Lately I kept noticing "mutton chops" in David Nicholls's books [he is British], and then last night I heard "lamb chops" for the first time on Seinfeld. Is "lamb chops" used in the US more than "mutton chops"?

Thanks!
 
  • pob14

    Senior Member
    American English
    I've never heard "lamb chops" for "mutton chops." I expect it was a joke in the Seinfeld episode - it sounds like something they would say.
     

    Myridon

    Senior Member
    English - US
    It would be hard to know without seeing the episode, but lambs are baby sheep, while mutton refers to older sheep. Perhaps the man has mutton chops that seem too small for his face or his beard is too thin (like a baby trying to grow facial hair). It could even be a reference to a famous hand puppet named Lambchop - he looks like he has fake fur on his face. ;)
     

    susanna76

    Senior Member
    Romanian
    I actually found many references to "lamb chop sideburns" online, now that I looked with this string rather than "mutton chops" + "lamb chops." Google has the following from one post:
    "Nate enjoys Mel Brooks movies, Seinfeld reruns and anything by the Marx Brothers. He spends most of his free time grooming his lamb chop sideburns and [...]"
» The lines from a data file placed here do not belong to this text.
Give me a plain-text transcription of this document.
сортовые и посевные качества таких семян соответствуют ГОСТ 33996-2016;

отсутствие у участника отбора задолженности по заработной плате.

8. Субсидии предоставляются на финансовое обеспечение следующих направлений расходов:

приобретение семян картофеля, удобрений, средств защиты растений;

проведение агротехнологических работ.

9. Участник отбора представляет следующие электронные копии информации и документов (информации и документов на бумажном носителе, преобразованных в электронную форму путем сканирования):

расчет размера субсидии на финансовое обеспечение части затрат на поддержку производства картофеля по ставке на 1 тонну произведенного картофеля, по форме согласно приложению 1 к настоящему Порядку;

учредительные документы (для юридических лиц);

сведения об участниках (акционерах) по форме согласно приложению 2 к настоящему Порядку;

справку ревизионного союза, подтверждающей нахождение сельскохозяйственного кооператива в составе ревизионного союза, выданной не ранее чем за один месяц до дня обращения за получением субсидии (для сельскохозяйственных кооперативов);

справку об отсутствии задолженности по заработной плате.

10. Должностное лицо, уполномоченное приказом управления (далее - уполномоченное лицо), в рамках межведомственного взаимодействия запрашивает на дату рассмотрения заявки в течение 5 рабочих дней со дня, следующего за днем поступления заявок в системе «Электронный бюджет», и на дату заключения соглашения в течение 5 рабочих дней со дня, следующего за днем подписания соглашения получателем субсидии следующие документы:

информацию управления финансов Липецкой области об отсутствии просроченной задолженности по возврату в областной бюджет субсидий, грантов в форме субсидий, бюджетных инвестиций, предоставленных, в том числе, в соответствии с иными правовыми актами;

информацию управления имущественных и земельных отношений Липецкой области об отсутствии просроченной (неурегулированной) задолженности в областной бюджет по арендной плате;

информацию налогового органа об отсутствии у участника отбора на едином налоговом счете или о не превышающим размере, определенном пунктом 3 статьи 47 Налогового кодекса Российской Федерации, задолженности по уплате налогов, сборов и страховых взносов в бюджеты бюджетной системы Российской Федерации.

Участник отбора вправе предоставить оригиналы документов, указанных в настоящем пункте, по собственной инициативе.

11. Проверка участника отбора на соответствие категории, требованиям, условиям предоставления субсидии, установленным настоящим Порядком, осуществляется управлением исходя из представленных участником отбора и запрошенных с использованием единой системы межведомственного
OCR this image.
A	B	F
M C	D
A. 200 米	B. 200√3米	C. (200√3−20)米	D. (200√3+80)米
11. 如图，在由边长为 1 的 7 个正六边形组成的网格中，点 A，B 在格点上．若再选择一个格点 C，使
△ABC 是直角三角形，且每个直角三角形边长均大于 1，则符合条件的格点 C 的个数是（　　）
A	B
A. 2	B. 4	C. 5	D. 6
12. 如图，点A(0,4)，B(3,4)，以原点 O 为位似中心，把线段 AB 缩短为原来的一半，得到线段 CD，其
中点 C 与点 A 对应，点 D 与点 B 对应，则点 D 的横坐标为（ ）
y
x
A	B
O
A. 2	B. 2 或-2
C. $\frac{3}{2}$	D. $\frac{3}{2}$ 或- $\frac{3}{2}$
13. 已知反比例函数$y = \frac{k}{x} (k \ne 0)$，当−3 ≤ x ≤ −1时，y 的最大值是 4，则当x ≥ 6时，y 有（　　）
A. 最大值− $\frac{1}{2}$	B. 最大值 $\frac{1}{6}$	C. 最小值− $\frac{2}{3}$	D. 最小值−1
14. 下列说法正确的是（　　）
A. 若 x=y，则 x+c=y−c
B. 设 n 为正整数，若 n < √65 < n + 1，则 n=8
    Here's a picture of "huge lamb chop sideburns"
    http://www.etsy.com/listing/39795210/man-with-lamb-chop-sideburns-vintage
    The person who posted it added that "Sometimes they were called pork chop sideburns."
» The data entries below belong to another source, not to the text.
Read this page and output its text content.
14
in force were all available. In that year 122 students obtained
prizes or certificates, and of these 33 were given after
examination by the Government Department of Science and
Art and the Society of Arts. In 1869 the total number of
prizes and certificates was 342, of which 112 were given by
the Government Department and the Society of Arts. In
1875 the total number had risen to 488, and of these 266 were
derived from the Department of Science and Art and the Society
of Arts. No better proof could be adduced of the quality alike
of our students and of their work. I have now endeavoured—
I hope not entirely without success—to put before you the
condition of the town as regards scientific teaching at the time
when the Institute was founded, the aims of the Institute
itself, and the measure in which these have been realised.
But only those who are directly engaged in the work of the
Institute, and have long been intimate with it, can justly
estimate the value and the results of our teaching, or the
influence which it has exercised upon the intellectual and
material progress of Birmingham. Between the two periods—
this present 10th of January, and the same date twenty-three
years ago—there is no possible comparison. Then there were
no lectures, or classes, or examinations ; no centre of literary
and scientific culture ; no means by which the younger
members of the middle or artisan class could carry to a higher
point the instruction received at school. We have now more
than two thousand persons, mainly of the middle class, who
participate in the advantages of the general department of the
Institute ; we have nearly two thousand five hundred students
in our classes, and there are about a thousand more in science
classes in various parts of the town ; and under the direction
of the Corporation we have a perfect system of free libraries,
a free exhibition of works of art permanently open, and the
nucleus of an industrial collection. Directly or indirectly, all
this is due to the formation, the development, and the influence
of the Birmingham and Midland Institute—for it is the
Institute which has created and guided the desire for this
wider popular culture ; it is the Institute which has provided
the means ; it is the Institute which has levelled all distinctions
    It seems like people are having fun using the culinary references without paying particular attention to the actual analogies (mutton - lamb; etc.).

    Anyway, until last night's episode and today's search, I had never heard of "lamb chop sideburns," much less of "pork chop sideburns."
     
    Last edited:

    GreenWhiteBlue

    Senior Member
    USA - English
    Muttonchops is the more common term in the US. (And I will also note that every police officer in the NYPD who has been around for more than a few years will remember that our appearance regulations -- which were clearly aimed at fashions from the 1970s --used to state "Keep sideburns closely trimmed and not extending below the bottom of the lobe of the ear. (Gross muttonchops are not permitted.)" Older officers in the Department still commonly joke with each other about whether or not someone has "gross muttonchops.")
     

    EnglishRoseR

    New Member
    English - England & US
    Hi there,

    Lately I kept noticing "mutton chops" in David Nicholls's books [he is British], and then last night I heard "lamb chops" for the first time on Seinfeld. Is "lamb chops" used in the US more than "mutton chops"?

    Thanks!
    I was born in England, and left in 1967 to go to Miami, Florida, where I have resided ever since. When I arrived here, they did not know or understand the word "mutton" and used only the word "lamb" for all meat from sheep. They typically did not eat any form of lamb/mutton/sheep back then. But it has gained some favor more recently. They called the facial hair "lamb chops". For some time now, one can find lamb (the meat) around Eastertide. The Miami area used to be mostly a lot of Notherners (N.Y. area) and some Southerners (N. & S. Carolina, Georgia). Now it is 75% Hispanic.